Forums RubyCocoa

 
Userpic_small Christopher ... 1 post

Rather than defining pure Ruby controller classes, the book should show how to leverage the Cocoa controller classes. For example, the WindowController class descends from Controller rather than NSWindowController; it should really be a subclass of Cocoa’s NSWindowController class, so it can take advantage of the built-in Cocoa functionality.

Similarly, presenting the log via a “tree-structured view” — which on Mac OS X is called an outline view — should be done using an NSTreeController.
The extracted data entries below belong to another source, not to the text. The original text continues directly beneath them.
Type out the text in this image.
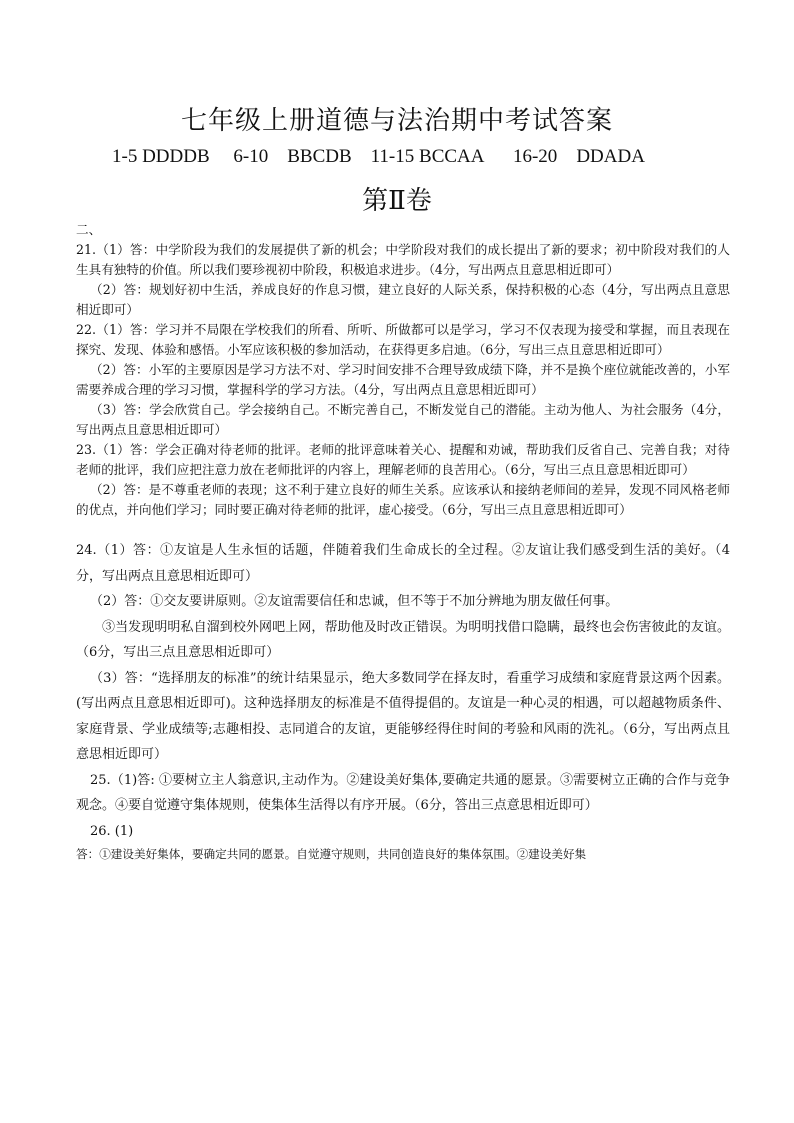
七年级上册道德与法治期中考试答案
1-5 DDDDB 6-10 BBCDB 11-15 BCCAA 16-20 DDADA
第Ⅱ卷

二、

21.（1）答：中学阶段为我们的发展提供了新的机会；中学阶段对我们的成长提出了新的要求；初中阶段对我们的人生具有独特的价值。所以我们要珍视初中阶段，积极追求进步。（4分，写出两点且意思相近即可）

（2）答：规划好初中生活，养成良好的作息习惯，建立良好的人际关系，保持积极的心态（4分，写出两点且意思相近即可）

22.（1）答：学习并不局限在学校我们的所看、所听、所做都可以是学习，学习不仅表现为接受和掌握，而且表现在探究、发现、体验和感悟。小军应该积极的参加活动，在获得更多启迪。（6分，写出三点且意思相近即可）

（2）答：小军的主要原因是学习方法不对、学习时间安排不合理导致成绩下降，并不是换个座位就能改善的，小军需要养成合理的学习习惯，掌握科学的学习方法。（4分，写出两点且意思相近即可）

（3）答：学会欣赏自己。学会接纳自己。不断完善自己，不断发觉自己的潜能。主动为他人、为社会服务（4分，写出两点且意思相近即可）

23.（1）答：学会正确对待老师的批评。老师的批评意味着关心、提醒和劝诫，帮助我们反省自己、完善自我；对待老师的批评，我们应把注意力放在老师批评的内容上，理解老师的良苦用心。（6分，写出三点且意思相近即可）

（2）答：是不尊重老师的表现；这不利于建立良好的师生关系。应该承认和接纳老师间的差异，发现不同风格老师的优点，并向他们学习；同时要正确对待老师的批评，虚心接受。（6分，写出三点且意思相近即可）

24.（1）答：①友谊是人生永恒的话题，伴随着我们生命成长的全过程。②友谊让我们感受到生活的美好。（4分，写出两点且意思相近即可）

（2）答：①交友要讲原则。②友谊需要信任和忠诚，但不等于不加分辨地为朋友做任何事。

③当发现明明私自溜到校外网吧上网，帮助他及时改正错误。为明明找借口隐瞒，最终也会伤害彼此的友谊。（6分，写出三点且意思相近即可）

（3）答：“选择朋友的标准”的统计结果显示，绝大多数同学在择友时，看重学习成绩和家庭背景这两个因素。(写出两点且意思相近即可)。这种选择朋友的标准是不值得提倡的。友谊是一种心灵的相遇，可以超越物质条件、家庭背景、学业成绩等;志趣相投、志同道合的友谊，更能够经得住时间的考验和风雨的洗礼。（6分，写出两点且意思相近即可）

25.（1)答: ①要树立主人翁意识,主动作为。②建设美好集体,要确定共通的愿景。③需要树立正确的合作与竞争观念。④要自觉遵守集体规则，使集体生活得以有序开展。（6分，答出三点意思相近即可）

26. (1)

答：①建设美好集体，要确定共同的愿景。自觉遵守规则，共同创造良好的集体氛围。②建设美好集
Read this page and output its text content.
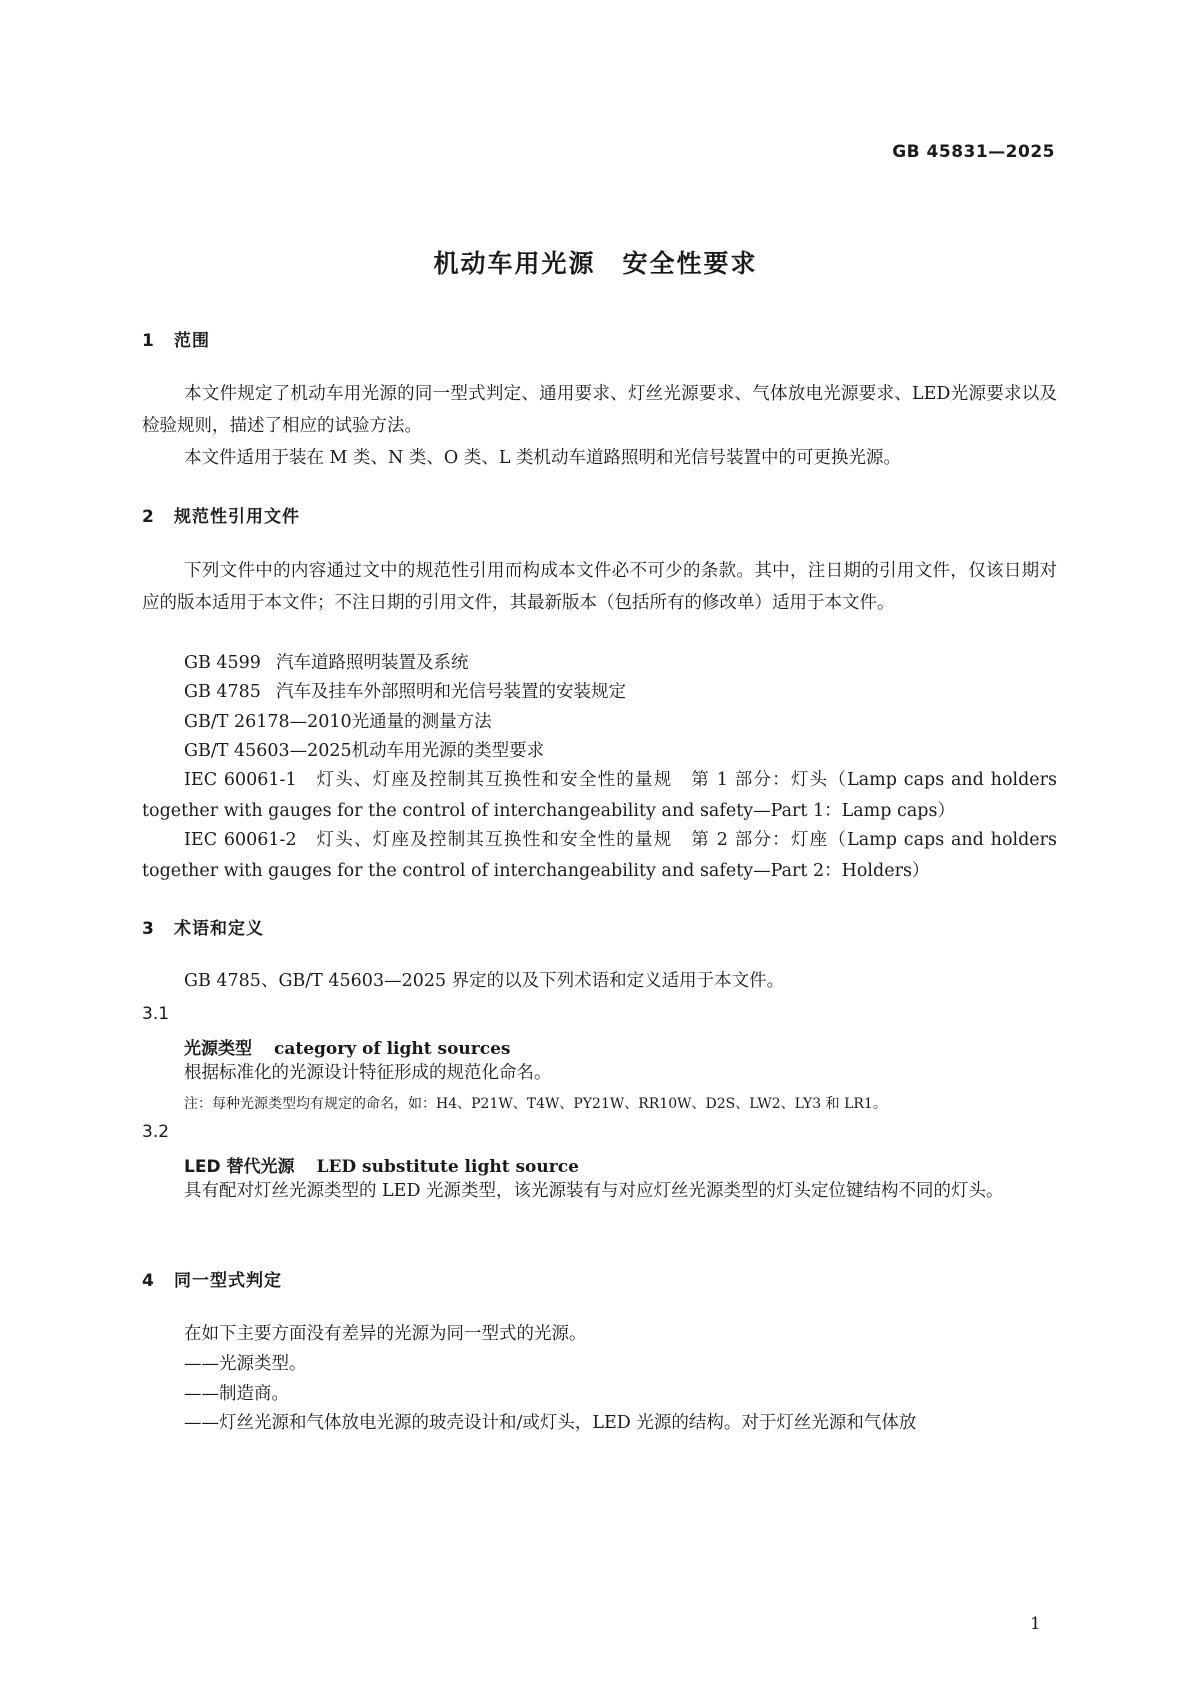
GB 45831—2025
机动车用光源　安全性要求
1 范围
本文件规定了机动车用光源的同一型式判定、通用要求、灯丝光源要求、气体放电光源要求、LED光源要求以及检验规则，描述了相应的试验方法。
本文件适用于装在 M 类、N 类、O 类、L 类机动车道路照明和光信号装置中的可更换光源。
2 规范性引用文件
下列文件中的内容通过文中的规范性引用而构成本文件必不可少的条款。其中，注日期的引用文件，仅该日期对应的版本适用于本文件；不注日期的引用文件，其最新版本（包括所有的修改单）适用于本文件。
GB 4599 汽车道路照明装置及系统
GB 4785 汽车及挂车外部照明和光信号装置的安装规定
GB/T 26178—2010光通量的测量方法
GB/T 45603—2025机动车用光源的类型要求
IEC 60061-1　灯头、灯座及控制其互换性和安全性的量规　第 1 部分：灯头（Lamp caps and holders together with gauges for the control of interchangeability and safety—Part 1：Lamp caps）
IEC 60061-2　灯头、灯座及控制其互换性和安全性的量规　第 2 部分：灯座（Lamp caps and holders together with gauges for the control of interchangeability and safety—Part 2：Holders）
3 术语和定义
GB 4785、GB/T 45603—2025 界定的以及下列术语和定义适用于本文件。
3.1
光源类型 category of light sources
根据标准化的光源设计特征形成的规范化命名。
注：每种光源类型均有规定的命名，如：H4、P21W、T4W、PY21W、RR10W、D2S、LW2、LY3 和 LR1。
3.2
LED 替代光源 LED substitute light source
具有配对灯丝光源类型的 LED 光源类型，该光源装有与对应灯丝光源类型的灯头定位键结构不同的灯头。
4 同一型式判定
在如下主要方面没有差异的光源为同一型式的光源。
——光源类型。
——制造商。
——灯丝光源和气体放电光源的玻壳设计和/或灯头，LED 光源的结构。对于灯丝光源和气体放
1
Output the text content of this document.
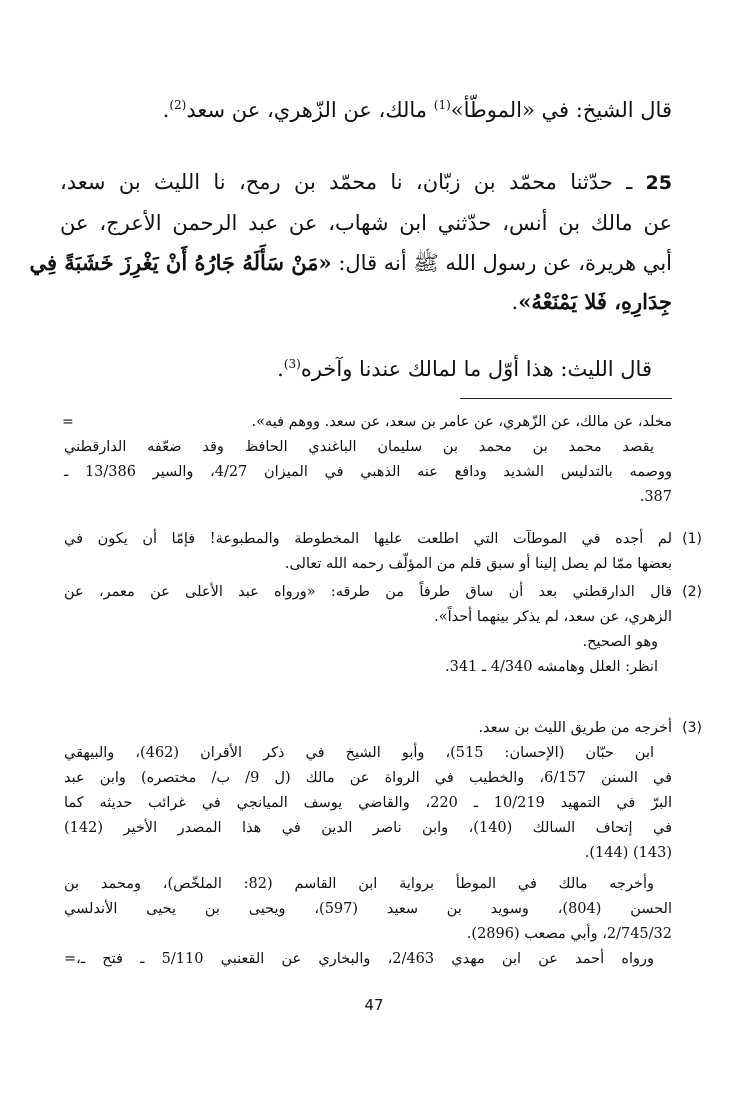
قال الشيخ: في «الموطّأ»$^{(1)}$ مالك، عن الزّهري، عن سعد$^{(2)}$.
25 ـ حدّثنا محمّد بن زبّان، نا محمّد بن رمح، نا الليث بن سعد،
عن مالك بن أنس، حدّثني ابن شهاب، عن عبد الرحمن الأعرج، عن
أبي هريرة، عن رسول الله ﷺ أنه قال: «مَنْ سَأَلَهُ جَارُهُ أَنْ يَغْرِزَ خَشَبَةً فِي
جِدَارِهِ، فَلا يَمْنَعْهُ».
قال الليث: هذا أوّل ما لمالك عندنا وآخره$^{(3)}$.
=	مخلد، عن مالك، عن الزّهري، عن عامر بن سعد، عن سعد. ووهم فيه».
يقصد محمد بن محمد بن سليمان الباغندي الحافظ وقد ضعّفه الدارقطني
ووصمه بالتدليس الشديد ودافع عنه الذهبي في الميزان 4/27، والسير 13/386 ـ
387.
(1)
لم أجده في الموطآت التي اطلعت عليها المخطوطة والمطبوعة! فإمّا أن يكون في
بعضها ممّا لم يصل إلينا أو سبق قلم من المؤلّف رحمه الله تعالى.
(2)
قال الدارقطني بعد أن ساق طرفاً من طرقه: «ورواه عبد الأعلى عن معمر، عن
الزهري، عن سعد، لم يذكر بينهما أحداً».
وهو الصحيح.
انظر: العلل وهامشه 4/340 ـ 341.
(3)
أخرجه من طريق الليث بن سعد.
ابن حبّان (الإحسان: 515)، وأبو الشيخ في ذكر الأقران (462)، والبيهقي
في السنن 6/157، والخطيب في الرواة عن مالك (ل 9/ ب/ مختصره) وابن عبد
البرّ في التمهيد 10/219 ـ 220، والقاضي يوسف الميانجي في غرائب حديثه كما
في إتحاف السالك (140)، وابن ناصر الدين في هذا المصدر الأخير (142)
(143) (144).
وأخرجه مالك في الموطأ برواية ابن القاسم (82: الملخّص)، ومحمد بن
الحسن (804)، وسويد بن سعيد (597)، ويحيى بن يحيى الأندلسي
2/745/32، وأبي مصعب (2896).
ورواه أحمد عن ابن مهدي 2/463، والبخاري عن القعنبي 5/110 ـ فتح ـ،=
47
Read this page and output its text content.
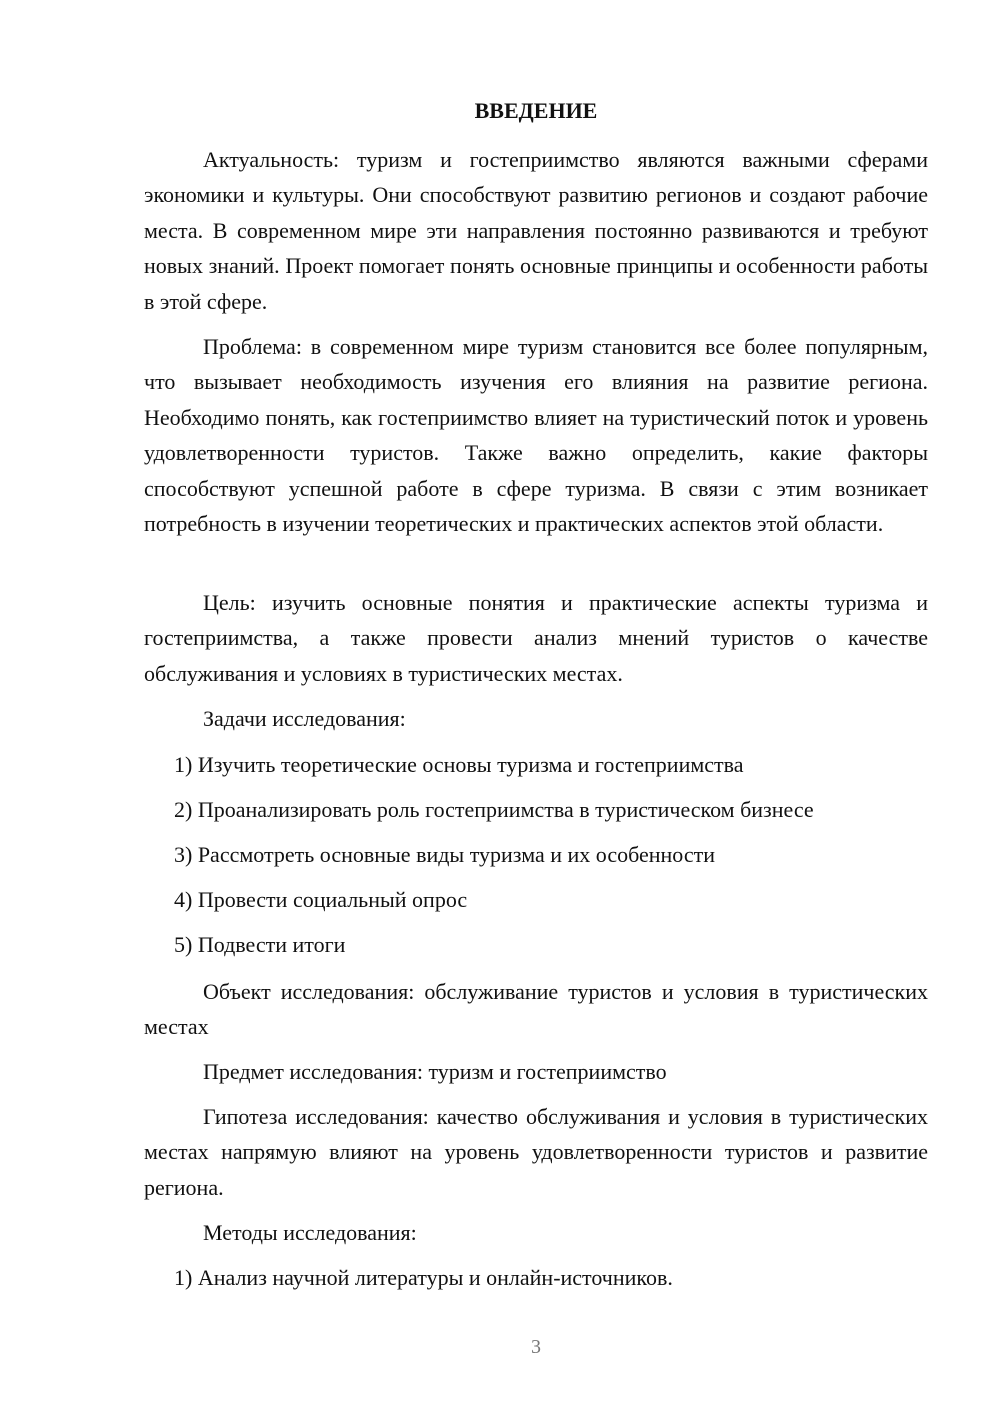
ВВЕДЕНИЕ

Актуальность: туризм и гостеприимство являются важными сферами экономики и культуры. Они способствуют развитию регионов и создают рабочие места. В современном мире эти направления постоянно развиваются и требуют новых знаний. Проект помогает понять основные принципы и особенности работы в этой сфере.

Проблема: в современном мире туризм становится все более популярным, что вызывает необходимость изучения его влияния на развитие региона. Необходимо понять, как гостеприимство влияет на туристический поток и уровень удовлетворенности туристов. Также важно определить, какие факторы способствуют успешной работе в сфере туризма. В связи с этим возникает потребность в изучении теоретических и практических аспектов этой области.

Цель: изучить основные понятия и практические аспекты туризма и гостеприимства, а также провести анализ мнений туристов о качестве обслуживания и условиях в туристических местах.

Задачи исследования:
1) Изучить теоретические основы туризма и гостеприимства
2) Проанализировать роль гостеприимства в туристическом бизнесе
3) Рассмотреть основные виды туризма и их особенности
4) Провести социальный опрос
5) Подвести итоги

Объект исследования: обслуживание туристов и условия в туристических местах

Предмет исследования: туризм и гостеприимство

Гипотеза исследования: качество обслуживания и условия в туристических местах напрямую влияют на уровень удовлетворенности туристов и развитие региона.

Методы исследования:
1) Анализ научной литературы и онлайн-источников.
3
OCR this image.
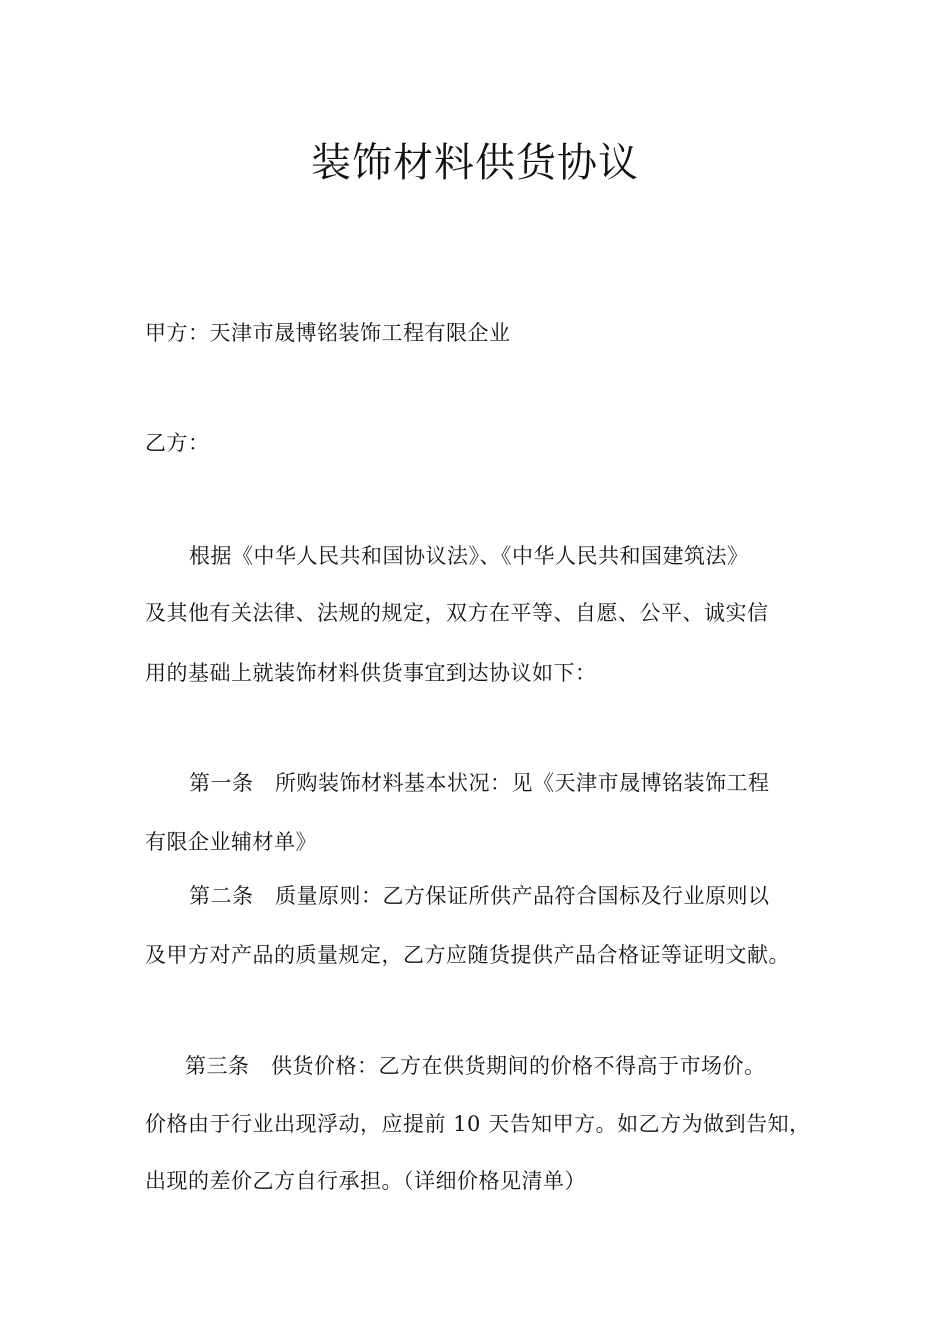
装饰材料供货协议
甲方：天津市晟博铭装饰工程有限企业
乙方：
根据《中华人民共和国协议法》、《中华人民共和国建筑法》
及其他有关法律、法规的规定，双方在平等、自愿、公平、诚实信
用的基础上就装饰材料供货事宜到达协议如下：
第一条　所购装饰材料基本状况：见《天津市晟博铭装饰工程
有限企业辅材单》
第二条　质量原则：乙方保证所供产品符合国标及行业原则以
及甲方对产品的质量规定，乙方应随货提供产品合格证等证明文献。
第三条　供货价格：乙方在供货期间的价格不得高于市场价。
价格由于行业出现浮动，应提前 10 天告知甲方。如乙方为做到告知，
出现的差价乙方自行承担。（详细价格见清单）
Cocoa is not Rails, it’s a distinct framework with its own architecture. Developers, especially those just learning the framework, need to learn to follow the architecture provided by Cocoa to both get the best experience developing with it and take the best advantage of the framework’s features.

 
England-small_small Brian Marick 27 posts

I’m going to introduce an NSWindowController in the chapter I’m writing right now, where it’ll be used for a preference pane. Since so much of what NSWindowController does is tied to assumptions about a document-centric architecture, I’m planning on putting off most discussion until I have a chapter where I migrate the log from an ephemeral stream of text to a save-able document.

I was planning on moving the log from a stream of text in a text box to an editable tree structured view. I’m starting to wonder if I’ll have the pages to do that, though.

My teaching style tends toward the bottom up, so I’m more likely to show how to use lower-level building blocks before higher-level ones that (often) replace them. I’m not dogmatic about that, though.